If you’re not familiar with Agile, here is the short description from Wikipedia:
Agile software development is a group of software development methods in which requirements and solutions evolve through collaboration between self-organizing, cross-functional teams. It promotes adaptive planning, evolutionary development, early delivery, continuous improvement, and encourages rapid and flexible response to change
So instead of a linear, top down approach where you know exactly what you are going to build at the start by creating a super detailed spec, then handing it over to the developers to build, then they hand it back, usually late, over-budget, missing key features and probably no longer useful since the market has moved on, you all do everything together, in short little bursts.

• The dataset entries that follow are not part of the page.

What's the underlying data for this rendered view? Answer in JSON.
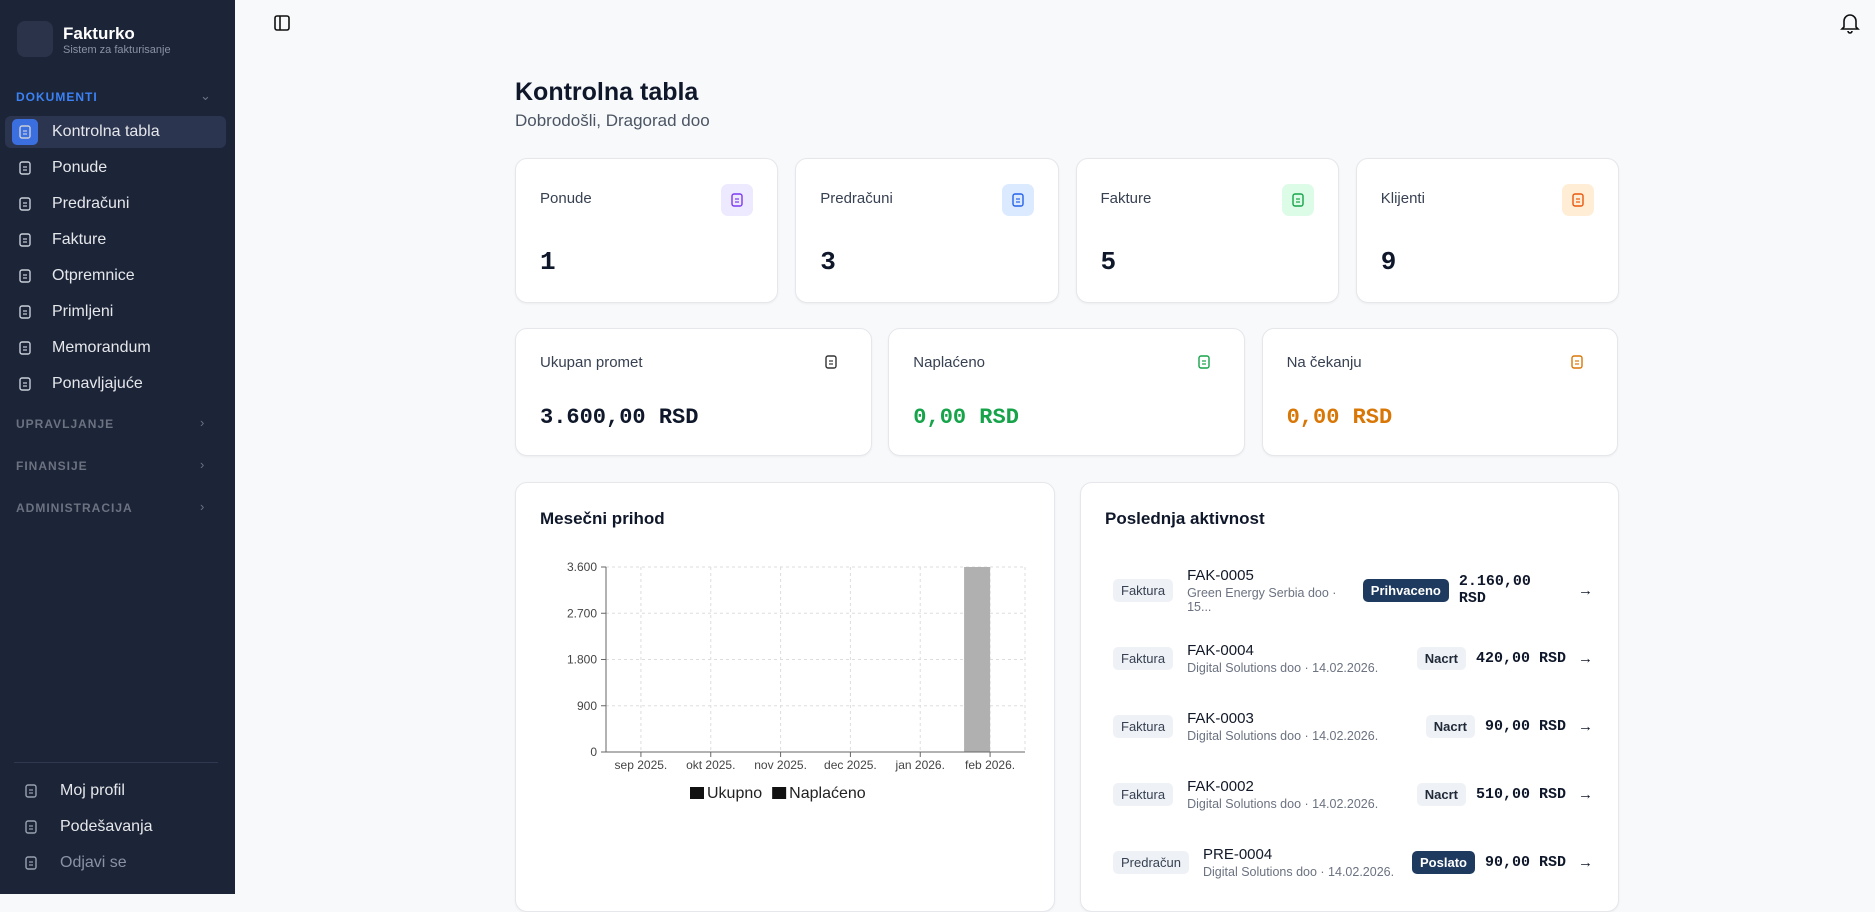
{
  "sidebar": {
    "brand": "Fakturko",
    "tagline": "Sistem za fakturisanje",
    "sections": [
      {
        "title": "DOKUMENTI",
        "items": [
          "Kontrolna tabla",
          "Ponude",
          "Predračuni",
          "Fakture",
          "Otpremnice",
          "Primljeni",
          "Memorandum",
          "Ponavljajuće"
        ]
      },
      {
        "title": "UPRAVLJANJE"
      },
      {
        "title": "FINANSIJE"
      },
      {
        "title": "ADMINISTRACIJA"
      }
    ],
    "footer": [
      "Moj profil",
      "Podešavanja",
      "Odjavi se"
    ]
  },
  "header": {
    "title": "Kontrolna tabla",
    "subtitle": "Dobrodošli, Dragorad doo"
  },
  "stats": [
    {
      "label": "Ponude",
      "value": 1
    },
    {
      "label": "Predračuni",
      "value": 3
    },
    {
      "label": "Fakture",
      "value": 5
    },
    {
      "label": "Klijenti",
      "value": 9
    }
  ],
  "totals": [
    {
      "label": "Ukupan promet",
      "value": "3.600,00 RSD"
    },
    {
      "label": "Naplaćeno",
      "value": "0,00 RSD"
    },
    {
      "label": "Na čekanju",
      "value": "0,00 RSD"
    }
  ],
  "chart_data": {
    "type": "bar",
    "title": "Mesečni prihod",
    "categories": [
      "sep 2025.",
      "okt 2025.",
      "nov 2025.",
      "dec 2025.",
      "jan 2026.",
      "feb 2026."
    ],
    "series": [
      {
        "name": "Ukupno",
        "color": "#b0b0b0",
        "values": [
          0,
          0,
          0,
          0,
          0,
          3600
        ]
      },
      {
        "name": "Naplaćeno",
        "color": "#808080",
        "values": [
          0,
          0,
          0,
          0,
          0,
          0
        ]
      }
    ],
    "ylim": [
      0,
      3600
    ],
    "yticks": [
      0,
      900,
      {
        "value": 1800,
        "label": "1.800"
      },
      {
        "value": 2700,
        "label": "2.700"
      },
      {
        "value": 3600,
        "label": "3.600"
      }
    ],
    "grid": true
  },
  "activity": {
    "title": "Poslednja aktivnost",
    "items": [
      {
        "type": "Faktura",
        "number": "FAK-0005",
        "detail": "Green Energy Serbia doo · 15...",
        "status": "Prihvaceno",
        "amount": "2.160,00 RSD"
      },
      {
        "type": "Faktura",
        "number": "FAK-0004",
        "detail": "Digital Solutions doo · 14.02.2026.",
        "status": "Nacrt",
        "amount": "420,00 RSD"
      },
      {
        "type": "Faktura",
        "number": "FAK-0003",
        "detail": "Digital Solutions doo · 14.02.2026.",
        "status": "Nacrt",
        "amount": "90,00 RSD"
      },
      {
        "type": "Faktura",
        "number": "FAK-0002",
        "detail": "Digital Solutions doo · 14.02.2026.",
        "status": "Nacrt",
        "amount": "510,00 RSD"
      },
      {
        "type": "Predračun",
        "number": "PRE-0004",
        "detail": "Digital Solutions doo · 14.02.2026.",
        "status": "Poslato",
        "amount": "90,00 RSD"
      }
    ]
  }
}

Instead of the product owner dictating what they want to build, everyone involved in the project, the developers, the designers, the product owners, and yes, even the customers, all get into the same physical (ideally) space and map out what the product is going to do. Everyone brings their ideas to the table and everyone has a say. The coders start coding every and often, and there are regular checkpoints along the way to make sure things are on track, and if any changes need to be made, they can happen early and with the full knowledge of the team.
So far, most people think that this works great. And it usually does, IMHO because it kind of emulates life. Life is change. Change happens all the time, every day. And any methodology which doesn’t factor this constant change into the equation will suffer when put up against real life.
So if Agile is so great for software projects – why can’t it apply to life in general? I’ve been thinking about this for a while : if agile programming works so well for software because it deals with change – why can’t we use agile programming methods to deal with life? All of the tools of agile, like the daily stand-up, could they not be used to live life better?
Why not use agile programming to reconnect with your family in a daily stand-up? Why not use it to help your kids? Why not use it outside of work to help you through life? If software is eating the world, and agile is eating software, doesn’t agile eat the world?
I just listened to a TED talk where a gentleman (Bruce Feiler) talked about using Agile (and SCRUM, an agile technique) in order to help manage his family better. As I was listening I thought – he’s right. Agile is much more powerful than just a programming methodology – it could be a way of life.
As such, here is my version of the Agile Manifesto, edited for life:
- Deliver useful things rapidly
- Embrace change, no matter when it happens
- Talk to people about how you are doing and where you are going often
- Don’t be a lone wolf – co-operate with others
- Trust people to do things
- Talk to people face to face
- Keep moving forward
- Do the best you possible can
- Keep it as simple as possible
- Adults (and even some kids) can manage themselves
- Be nimble
Not bad rules to live by, don’t you think?